The High Court has struck out a claim after refusing permission to a claimant to make major changes to her case.

Singapore private investor Quah Su-Ling had applied to the commercial court to amend her particulars of claims three weeks before her trial was due to start on 4 March.

Quah, chief executive of IPCO International Ltd, was in dispute with the bank Goldman Sachs over a private wealth-management account to increase her shareholding in another company.

She claimed Goldman Sachs was in possession of critical information about the company which showed the market value was too high.

She issued proceedings in the Queen’s Bench Division in November 2013, with particulars of claim served 15 days later.

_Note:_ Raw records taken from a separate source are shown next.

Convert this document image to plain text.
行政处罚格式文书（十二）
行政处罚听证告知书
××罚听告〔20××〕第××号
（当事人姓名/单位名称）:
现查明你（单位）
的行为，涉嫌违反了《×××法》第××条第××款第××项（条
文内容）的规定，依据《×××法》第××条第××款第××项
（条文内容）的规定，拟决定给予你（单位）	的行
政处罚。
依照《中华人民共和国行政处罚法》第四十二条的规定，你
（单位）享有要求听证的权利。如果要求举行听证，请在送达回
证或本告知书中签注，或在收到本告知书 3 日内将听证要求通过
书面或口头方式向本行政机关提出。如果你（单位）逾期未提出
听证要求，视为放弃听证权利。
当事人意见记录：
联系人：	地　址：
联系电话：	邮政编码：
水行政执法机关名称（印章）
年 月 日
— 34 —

The High Court heard that proceedings were commenced without Quah obtaining any expert advice but based on her ‘own experience and opinions’. But by March, she was aware that expert advice was ‘crucial’ to her case.

The trial was set for February 2015 and was allowed to be delayed until this month to avoid any overlap with arbitration proceedings in which Quah was involved in Singapore.

But with just weeks until trial, Quah’s legal team, from London firm Devonshires Solicitors, wrote to Goldman Sachs’ representatives to say it was preparing an application for permission to amend, which would ‘abandon large parts’ of the case.

She argued her current claim was ‘unsustainable’, which only became clear with expert guidance in January 2015.

Accepting her application was made late, she argued the new case arises from disclosure and witnesses statements served on behalf of the bank, she was under strain from other proceedings and lacked funding.

Mrs Justice Carr said she was ‘troubled’ by deficiencies in the explanations given by Quah, particularly the lack of any reason for her not instructing an expert at the outset.

She said that in the light of the scope and nature of the proposed amendments, the weakness of the new case, the poor quality of the explanations for the delay in advancing it and the prejudice resulting to GS, she was not persuaded that an amendment was a ‘just and proportionate outcome’, nor consistent with the overriding objective.

The judge admitted that the decision may be seen as ‘harsh’ given the consequences for Quah’s case but she added: ‘This is modern-day commercial litigation.

‘Very late applications for permission to amend in circumstances where a) there is no good reason for the delay and b) amendment would result in real disruption or prejudice to the parties and/or the court are unlikely to be allowed, irrespective of the merits of the proposed amendment.’